Case-study: Utility of ABPEPserver. A A scatter plot from ABPEPserver (W > F Substitutants module) for UCEC (Uterine Cancer), depicting total occurrences in tumour tissue samples on X-axis and Total occurrences in adj. normal tissue samples on Y-axis. Identification of two peptides that are selected to be highly tumour-specifically expressed. The database used for this scatter plot is the fully substitutant database (database 1). B, C Tables displaying peptide combinations for the selected peptides in (A) that have HLA-binding ability to one or more HLA super alleles. Rank is displayed as inverse rank from NETMHC 23analysis where peptides rank < 1 are identified as strong binders and rank > 1 & rank < 2 are identified as weak binders

Future outlook

In future, we plan to expand ABPEPserver functionality towards harbouring other kinds of aberrant peptides that are discovered, such as ribosomal-frameshift-associated chimeric peptides.

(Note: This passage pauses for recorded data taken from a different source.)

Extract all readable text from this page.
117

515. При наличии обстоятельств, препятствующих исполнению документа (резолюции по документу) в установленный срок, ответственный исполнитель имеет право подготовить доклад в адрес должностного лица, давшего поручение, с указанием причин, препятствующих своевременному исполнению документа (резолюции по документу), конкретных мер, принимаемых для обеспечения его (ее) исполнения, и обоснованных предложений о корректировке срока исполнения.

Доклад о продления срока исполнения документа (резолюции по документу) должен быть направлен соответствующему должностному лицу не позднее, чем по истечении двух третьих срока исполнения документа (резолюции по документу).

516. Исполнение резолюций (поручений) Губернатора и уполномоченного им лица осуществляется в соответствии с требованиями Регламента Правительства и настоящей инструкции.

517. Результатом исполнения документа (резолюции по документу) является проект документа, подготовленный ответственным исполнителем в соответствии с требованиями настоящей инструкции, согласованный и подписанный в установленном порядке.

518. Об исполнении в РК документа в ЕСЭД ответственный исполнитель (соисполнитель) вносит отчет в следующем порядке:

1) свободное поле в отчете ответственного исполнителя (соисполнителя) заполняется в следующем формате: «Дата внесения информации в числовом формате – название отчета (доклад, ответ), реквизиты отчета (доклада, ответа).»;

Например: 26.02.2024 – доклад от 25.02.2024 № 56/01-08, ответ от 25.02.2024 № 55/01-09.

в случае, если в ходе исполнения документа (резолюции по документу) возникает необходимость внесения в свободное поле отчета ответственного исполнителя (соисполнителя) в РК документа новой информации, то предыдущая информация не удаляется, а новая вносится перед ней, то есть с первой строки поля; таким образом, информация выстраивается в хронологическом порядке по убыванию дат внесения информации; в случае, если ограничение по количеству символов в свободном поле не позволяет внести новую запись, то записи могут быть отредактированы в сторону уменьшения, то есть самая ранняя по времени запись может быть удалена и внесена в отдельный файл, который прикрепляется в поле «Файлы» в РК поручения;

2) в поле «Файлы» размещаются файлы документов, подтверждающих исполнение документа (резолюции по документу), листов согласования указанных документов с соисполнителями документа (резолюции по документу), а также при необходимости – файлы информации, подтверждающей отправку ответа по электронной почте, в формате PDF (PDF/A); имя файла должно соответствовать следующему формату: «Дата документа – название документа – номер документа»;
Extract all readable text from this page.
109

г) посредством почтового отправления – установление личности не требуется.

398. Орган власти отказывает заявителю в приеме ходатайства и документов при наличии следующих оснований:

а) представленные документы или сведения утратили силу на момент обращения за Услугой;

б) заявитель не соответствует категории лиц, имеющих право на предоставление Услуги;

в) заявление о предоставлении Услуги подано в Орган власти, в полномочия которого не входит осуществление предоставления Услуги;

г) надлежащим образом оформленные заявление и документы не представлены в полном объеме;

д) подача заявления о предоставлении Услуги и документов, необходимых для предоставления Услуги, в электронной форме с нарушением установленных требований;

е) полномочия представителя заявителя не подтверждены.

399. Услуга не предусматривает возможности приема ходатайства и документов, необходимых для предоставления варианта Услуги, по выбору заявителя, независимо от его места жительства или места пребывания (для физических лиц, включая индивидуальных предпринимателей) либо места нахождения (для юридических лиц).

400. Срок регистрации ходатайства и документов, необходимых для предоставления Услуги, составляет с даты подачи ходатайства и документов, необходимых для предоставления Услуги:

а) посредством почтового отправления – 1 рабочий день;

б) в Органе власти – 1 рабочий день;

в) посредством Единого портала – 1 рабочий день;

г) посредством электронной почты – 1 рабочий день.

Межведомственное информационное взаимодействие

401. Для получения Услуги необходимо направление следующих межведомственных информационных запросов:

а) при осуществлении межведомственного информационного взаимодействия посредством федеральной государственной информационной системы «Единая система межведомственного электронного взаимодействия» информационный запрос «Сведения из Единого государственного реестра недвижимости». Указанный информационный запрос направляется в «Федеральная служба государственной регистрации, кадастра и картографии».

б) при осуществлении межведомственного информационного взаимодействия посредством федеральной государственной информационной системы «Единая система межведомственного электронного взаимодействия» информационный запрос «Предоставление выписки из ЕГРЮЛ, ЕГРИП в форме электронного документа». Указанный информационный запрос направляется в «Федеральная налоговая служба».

In response to tryptophan shortage, it has been observed that ribosomes change the frame at the tryptophan-associated “TGG” codon, leading to the synthesis of W-chimera. Since W-chimera were only observed in cell-culture systems, it is important to analyze whether W-chimeras is also expressed in the eight cancer types analyzed here. If the expression is observed, the next pursuit is the association of gene expression pathways.

Conclusions

We present ABPEPserver, a database of aberrant Substitutant peptides in human cancer. Substitutant peptides result from tryptophan to phenylalanine misincorporation events and are generated in human cancer due to T-cell infiltration and subsequent tryptophan depletion [13]. The “Analyze” module of ABPEPserver allows exploration of gene expression signature of substitutant peptide expression in multiple human cancer types, organized as peptides detected in tumours and tumour-adjacent normal tissue. The W > F “Substitutant” modules allow exploration of individual Substitutant peptides in multiple patient samples and have download features. The presented case study exemplifies that the substitutant peptides identified by ABPEPserver harbour immunotherapeutic potential. Hence, ABPEPserver is a valuable resource to the scientific community invested in anti-tumour immunotherapy development.